His time as part of Bayliss’ staff means he has an insight into what is needed to improve the Test side and keep the white-ball side at the level that made them 50-over world champions.
Not only that, but he has forged relationships with captains Joe Root and Eoin Morgan and, in the case of Morgan, was a team-mate at Middlesex 10 years ago.
His experience of county cricket – something that some of the overseas names linked to the job lacked – will also stand him in good stead.
As he left, Bayliss referenced the gulf in standard between the domestic and international games, the pitches county cricket is played on, and the need for the England and Wales Cricket Board and counties to work together.
So, when Giles says that Silverwood’s relationships with county coaches and directors of cricket will be “invaluable”, it seems like Bayliss’ message has been heard.
|Chris Silverwood – the player|
|Major teams – England, Yorkshire, Middlesex, Mashonaland Eagles (Zimbabwe)|
Upon Bayliss’ departure, we were left to ponder if the Australian’s reign had been a success.
Yes, he delivered the World Cup English cricket craved, but the Test team at best stood still, or even went backwards under his watch.
The answer is probably somewhere in the middle. You can’t credit Bayliss for the World Cup without being realistic about the Test side.
Silverwood’s tenure will give us a better understanding of Bayliss’ legacy. Is it possible for England to improve in Test cricket and keep their white-ball cricket at such a stellar standard?
Can one man, in charge of the international team that plays more, travels furthest and spends more nights away from home than all others, successfully keep his eye on one series while at the same time planning for the next tour or tournament?
Indeed, some of this boils down to the question of what does an international coach actually do?
For Bayliss, it was all about giving the players freedom and the confidence to thrive.

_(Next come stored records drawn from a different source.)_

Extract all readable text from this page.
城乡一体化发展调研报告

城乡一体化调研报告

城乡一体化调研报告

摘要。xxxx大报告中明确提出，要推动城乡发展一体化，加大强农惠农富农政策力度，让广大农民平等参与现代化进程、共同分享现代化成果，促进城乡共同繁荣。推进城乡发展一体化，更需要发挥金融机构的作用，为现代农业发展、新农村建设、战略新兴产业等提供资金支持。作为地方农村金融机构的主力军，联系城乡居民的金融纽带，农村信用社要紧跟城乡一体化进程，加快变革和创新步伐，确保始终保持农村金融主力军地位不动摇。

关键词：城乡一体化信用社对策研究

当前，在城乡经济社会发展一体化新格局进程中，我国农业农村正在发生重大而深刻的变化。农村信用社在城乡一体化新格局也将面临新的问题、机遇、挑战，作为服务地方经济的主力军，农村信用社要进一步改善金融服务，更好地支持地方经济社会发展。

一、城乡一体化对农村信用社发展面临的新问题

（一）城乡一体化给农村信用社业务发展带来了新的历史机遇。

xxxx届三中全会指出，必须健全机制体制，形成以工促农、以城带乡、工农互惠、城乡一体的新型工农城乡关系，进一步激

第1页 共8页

It worked in the one-day game, but not in the Test arena.
Further back, Andy Flower’s prescriptive approach and meticulous planning made England the best Test team in the world.
Wherever Silverwood sits on that spectrum, there are key results on which he will be judged.
With the home World Cup won, there is no longer the excuse of one-day cricket being a distraction to the Test side.
Giles has stated that there will be a renewed focus on red-ball cricket and in the next two and a half years there are the twin goals of the World Test Championship and winning back the Ashes in Australia.
They may have to be achieved without either or both of old firm new-ball pair James Anderson and Stuart Broad, each much closer to the end of their careers than the beginning.
There is also the opportunity to do a limited-overs double at the Twenty20 World Cup towards the end of next year with the World Cup to defend in India in 2023.
It could be argued that Kirsten had the tools to accomplish some of these tasks. His World Cup triumph with India was in India and his South Africa side won in Australia in 2012-13.
However, in making his biggest appointment to date (and maybe the biggest he will make as director of cricket), Giles said that Silverwood “has some detailed thoughts on what it will take to win the Ashes in Australia and win major white-ball tournaments”.
Giles is no fool. He knows that he will judged on this decision above all others.
Not only that, but for only the second Englishman in 20 years to become England coach (Peter Moores did it twice in that time) is both refreshing and tinged with danger for those in the domestic game who want to follow Silverwood.
If it goes well, the door will be open to others. If it goes badly, you can bet that the next coach will come from further afield.